Answer :
Final answer:
Vault-Tec's break-even level of sales is calculated by adding the annual fixed costs and depreciation to find total fixed costs, then setting up an equation where total sales cover these costs along with variable costs that are 75% of sales. Solving this equation yields a break-even level of sales of $5,000,000.
Explanation:
To calculate the break-even level of sales for Vault-Tec, we need to determine the total sales required to cover all costs, including both fixed and variable costs. The total fixed costs are given as $1,000,000, and we also have depreciation, which is another fixed cost, of $250,000. These two amounts combined give us total fixed costs of $1,250,000. The variable costs are equal to 75% of sales, which means for every dollar of sales, $0.75 goes toward variable costs. At the break-even point, total revenues (sales) are equal to total costs (fixed costs plus variable costs).
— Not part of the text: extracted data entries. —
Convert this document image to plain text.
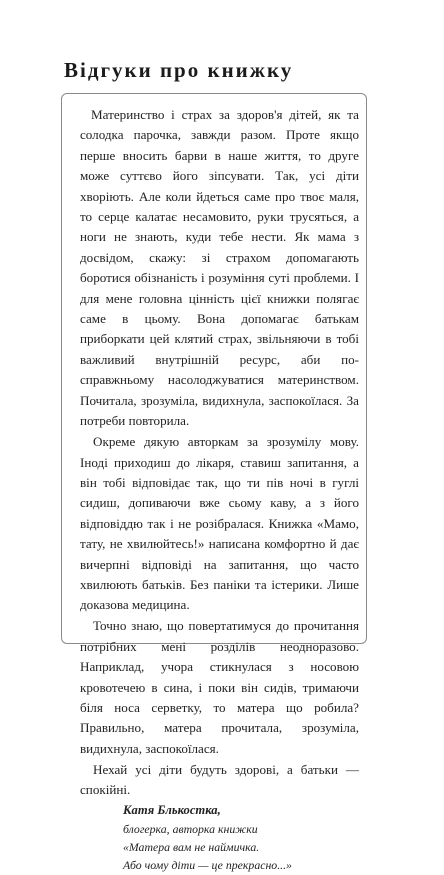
Відгуки про книжку

Материнство і страх за здоров'я дітей, як та солодка парочка, завжди разом. Проте якщо перше вносить барви в наше життя, то друге може суттєво його зіпсувати. Так, усі діти хворіють. Але коли йдеться саме про твоє маля, то серце калатає несамовито, руки трусяться, а ноги не знають, куди тебе нести. Як мама з досвідом, скажу: зі страхом допомагають боротися обізнаність і розуміння суті проблеми. І для мене головна цінність цієї книжки полягає саме в цьому. Вона допомагає батькам приборкати цей клятий страх, звільняючи в тобі важливий внутрішній ресурс, аби по-справжньому насолоджуватися материнством. Почитала, зрозуміла, видихнула, заспокоїлася. За потреби повторила.

Окреме дякую авторкам за зрозумілу мову. Іноді приходиш до лікаря, ставиш запитання, а він тобі відповідає так, що ти пів ночі в гуглі сидиш, допиваючи вже сьому каву, а з його відповіддю так і не розібралася. Книжка «Мамо, тату, не хвилюйтесь!» написана комфортно й дає вичерпні відповіді на запитання, що часто хвилюють батьків. Без паніки та істерики. Лише доказова медицина.

Точно знаю, що повертатимуся до прочитання потрібних мені розділів неодноразово. Наприклад, учора стикнулася з носовою кровотечею в сина, і поки він сидів, тримаючи біля носа серветку, то матера що робила? Правильно, матера прочитала, зрозуміла, видихнула, заспокоїлася.

Нехай усі діти будуть здорові, а батьки — спокійні.

Катя Блькостка,
блогерка, авторка книжки
«Матера вам не наймичка.
Або чому діти — це прекрасно...»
Let's denote the break-even level of sales as 'S'. The total costs at this level will be the sum of fixed costs and variable costs, which can be expressed as $1,250,000 + 0.75S. Because we are looking for the break-even point, total costs will equal total sales (S), giving us the equation 1,250,000 + 0.75S = S.
To solve for S, we rearrange the equation: S - 0.75S = 1,250,000, which simplifies to 0.25S = 1,250,000. Dividing both sides by 0.25, we find that S = 5,000,000. Therefore, Vault-Tec's break-even level of sales is $5,000,000, which corresponds to option D.